Se eu não acredito mais que o mundo possa mudar para melhor, se o amanhã só vai trazer mais guerra e destruição, se o que resta para a humanidade são a tristeza e a desolação, a única coisa que posso fazer é cuidar de mim, dos meus interesses, da minha vida, do meu mundo, da minha sobrevivência nas próximas 24 horas. E, para isso, eu tenho que ganhar visibilidade, aceitação, prestígio, poder... e fama! Claro que não é assim que as coisas funcionam na cabeça de cada um, individualmente. Ninguém, ou quase ninguém, articula planos para ficar famoso com o objetivo de garantir a própria sobrevivência. Mas o que move as pessoas, mesmo que elas não saibam disso, é uma lógica social e cultural que é a da sobrevivência a qualquer custo, num mundo cada vez mais predador e competitivo.

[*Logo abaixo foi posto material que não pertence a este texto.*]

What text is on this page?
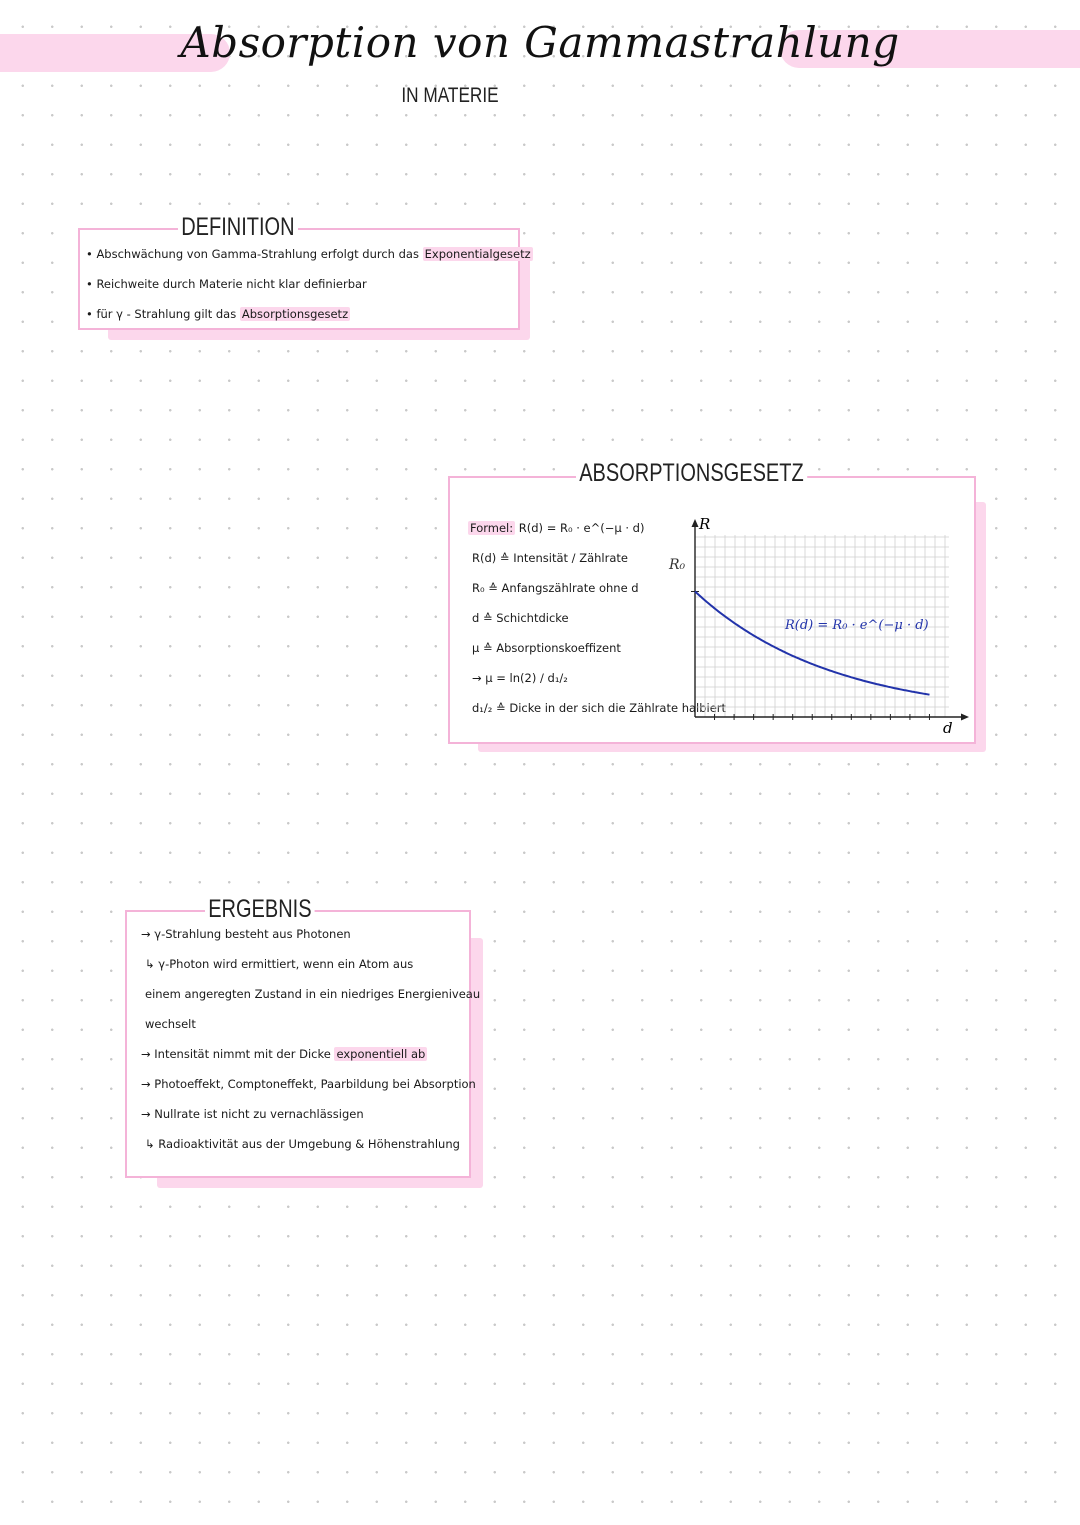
Absorption von Gammastrahlung
IN MATERIE
DEFINITION
• Abschwächung von Gamma-Strahlung erfolgt durch das Exponentialgesetz
• Reichweite durch Materie nicht klar definierbar
• für γ - Strahlung gilt das Absorptionsgesetz
ABSORPTIONSGESETZ
Formel: R(d) = R₀ · e^(−μ · d)
R(d) ≙ Intensität / Zählrate
R₀ ≙ Anfangszählrate ohne d
d ≙ Schichtdicke
μ ≙ Absorptionskoeffizent
→ μ = ln(2) / d₁/₂
d₁/₂ ≙ Dicke in der sich die Zählrate halbiert
R
d
R₀
R(d) = R₀ · e^(−μ · d)
ERGEBNIS
→ γ-Strahlung besteht aus Photonen
↳ γ-Photon wird ermittiert, wenn ein Atom aus
einem angeregten Zustand in ein niedriges Energieniveau
wechselt
→ Intensität nimmt mit der Dicke exponentiell ab
→ Photoeffekt, Comptoneffekt, Paarbildung bei Absorption
→ Nullrate ist nicht zu vernachlässigen
↳ Radioaktivität aus der Umgebung & Höhenstrahlung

A indústria cultural aproveita esse sentimento e projeta celebridades instantâneas com duplo objetivo. Por um lado, alimenta a permanente ilusão de que “você também pode chegar lá”. Por outro, estimula a identificação do ser anônimo com “sua” celebridade preferida (mais ou menos como alguém se identifica com determinada personagem de telenovela), com o objetivo de vender produtos que teriam o dom mágico de transformá-lo em alguém parecido, ou que poderia viver no mundo da celebridade que você gostaria de ser (beba a cerveja x, use a camisa y e dirija o carro z que tudo vai dar certo na sua vida). A busca da fama, portanto, aparece como uma condição vital para bilhões de seres humanos que perderam a confiança em laços de solidariedade que podem transformar a vida. É o mergulho desesperado na própria solidão. É a explicitação da miséria afetiva. É a transformação da própria vida em mercadoria.